Le 26 mai 2021, le tribunal de district de La Haye a ordonné à Royal Dutch Shell (RDS) de réduire ses émissions nettes de CO2 (en y intégrant le scope 3) de 45 % en 2030 par rapport aux niveaux de 2019. Cette information a été largement relayée par la presse internationale. Shell envisage de faire appel de la décision. L’action a été engagée en avril 2019 par sept ONG au nom de plus de 17 000 citoyens néerlandais. Les demandeurs affirmaient qu’en continuant d’investir des sommes considérables dans la production de combustibles fossiles, Shell menaçait les droits humains.
Auparavant, Shell avait défini une nouvelle stratégie climatique avec pour objectif de réduire l’intensité carbone nette de ses produits d’au moins 6 % d’ici 2023, de 20 % d’ici 2030, de 45 % d’ici 2035 et de 100 % d’ici 2050 par rapport aux niveaux de 2016, mais avec un montant d’investissement dans les énergies fossiles et dans la chimie supérieur à celui que le groupe orientera vers les énergies renouvelables. Les ONG ont largement exprimé leur scepticisme, de même qu’une bonne partie de la communauté financière. Lors de la dernière assemblée générale de Shell, les investisseurs ont d’ailleurs soutenu, à hauteur de 30,47 % des suffrages, un projet de résolution sur la stratégie de transition du groupe déposé par des actionnaires (IE n° 346). En quelque sorte, le tribunal rejoint le clan des sceptiques en affirmant que la politique climatique de Shell n’est pas concrète, pleine d’incertitudes et qu’elle ne fait pas assez.

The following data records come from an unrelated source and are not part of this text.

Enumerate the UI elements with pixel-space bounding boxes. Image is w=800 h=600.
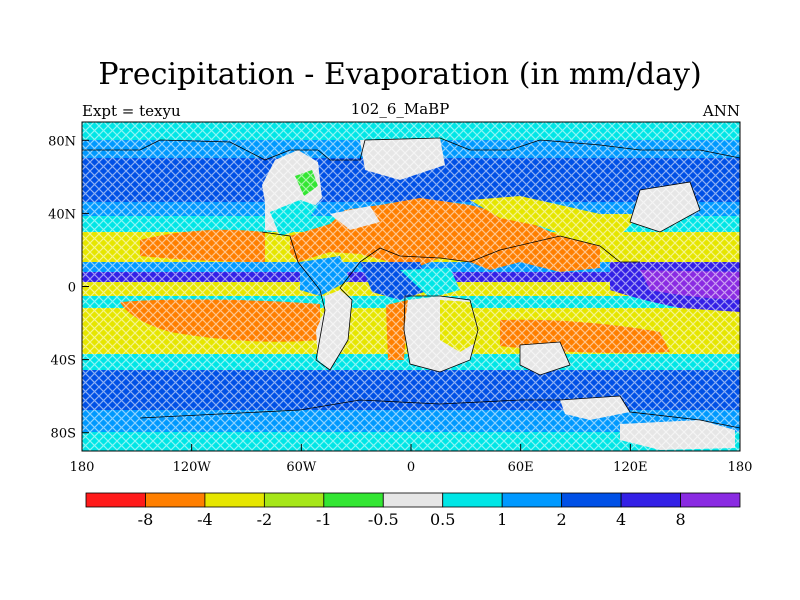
colorbar-label: -0.5 — [368, 510, 399, 529]
colorbar-label: -8 — [138, 510, 154, 529]
colorbar-label: -1 — [316, 510, 332, 529]
lat-tick-label: 0 — [68, 281, 76, 296]
latitude-axis: 80N 40N 0 40S 80S — [48, 134, 89, 442]
period-label: 102_6_MaBP — [350, 100, 450, 118]
colorbar-swatch — [263, 492, 325, 508]
figure-title: Precipitation - Evaporation (in mm/day) — [98, 57, 702, 92]
colorbar: -8 -4 -2 -1 -0.5 0.5 1 2 4 8 — [85, 492, 741, 529]
lon-tick-label: 0 — [407, 460, 415, 475]
season-label: ANN — [702, 102, 740, 120]
lon-tick-label: 120W — [173, 460, 212, 475]
colorbar-swatch — [501, 492, 563, 508]
colorbar-label: 1 — [497, 510, 507, 529]
precip-evap-field — [82, 122, 740, 451]
lat-tick-label: 80S — [51, 427, 76, 442]
colorbar-label: 2 — [557, 510, 567, 529]
lon-tick-label: 60W — [286, 460, 317, 475]
colorbar-label: -2 — [257, 510, 273, 529]
colorbar-swatch — [323, 492, 384, 508]
colorbar-label: -4 — [197, 510, 213, 529]
lon-tick-label: 60E — [508, 460, 534, 475]
colorbar-label: 4 — [616, 510, 626, 529]
experiment-label: Expt = texyu — [82, 102, 181, 120]
colorbar-swatch — [204, 492, 265, 508]
colorbar-swatch — [442, 492, 503, 508]
lon-tick-label: 180 — [70, 460, 95, 475]
colorbar-swatch — [561, 492, 622, 508]
lon-tick-label: 120E — [613, 460, 647, 475]
lat-tick-label: 80N — [48, 134, 76, 149]
longitude-axis: 180 120W 60W 0 60E 120E 180 — [70, 444, 753, 475]
lat-tick-label: 40S — [51, 354, 76, 369]
colorbar-swatch — [145, 492, 206, 508]
colorbar-swatch — [620, 492, 681, 508]
lat-tick-label: 40N — [48, 207, 76, 222]
colorbar-swatch — [85, 492, 146, 508]
lon-tick-label: 180 — [728, 460, 753, 475]
colorbar-label: 8 — [675, 510, 685, 529]
colorbar-swatch — [382, 492, 444, 508]
colorbar-swatch — [680, 492, 741, 508]
colorbar-label: 0.5 — [430, 510, 455, 529]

Si elle est susceptible d’appel, cette décision est considérée comme historique par la communauté des acteurs engagés et pourrait déclencher d’autres poursuites judiciaires à l’encontre des sociétés énergétiques. Le tribunal reconnaît que l’entreprise ne peut résoudre à elle seule le problème mondial du changement climatique. Mais il ajoute que « cela ne la dégage pas de sa responsabilité partielle et individuelle de prendre sa part concernant les émissions qu’elle peut contrôler et influencer ». C’est aussi la première fois qu’un tribunal impose un objectif de réduction de GES.
Cette décision s’inscrit dans une forte tendance à la hausse des actions juridiques sur la question climatique. Ainsi, le nombre d’affaires portées devant les tribunaux a presque doublé au cours des trois dernières années, passant de 884 cas en 2017 à plus de 1 550 en 2020 dans 38 pays, selon un rapport du Programme des Nations unies pour le développement (PNUE) publié en début d’année. D’après les experts qui suivent la question, les nouvelles techniques juridiques et les victoires créent des précédents et alimentent la tendance. D’autres soulignent que les juges sont davantage proactifs. L’ONU prévoit que l’augmentation des litiges climatiques se poursuive et intègre progressivement la cause des personnes déplacées. L’organisation note aussi que les actions sont initiées par des groupes de plus en plus diversifiés, en particulier les personnes âgées, les jeunes et les populations autochtones. Associée à cette tendance, l’affaire Shell pourrait ainsi commencer à sérieusement inquiéter les investisseurs envers le secteur pétro-gazier.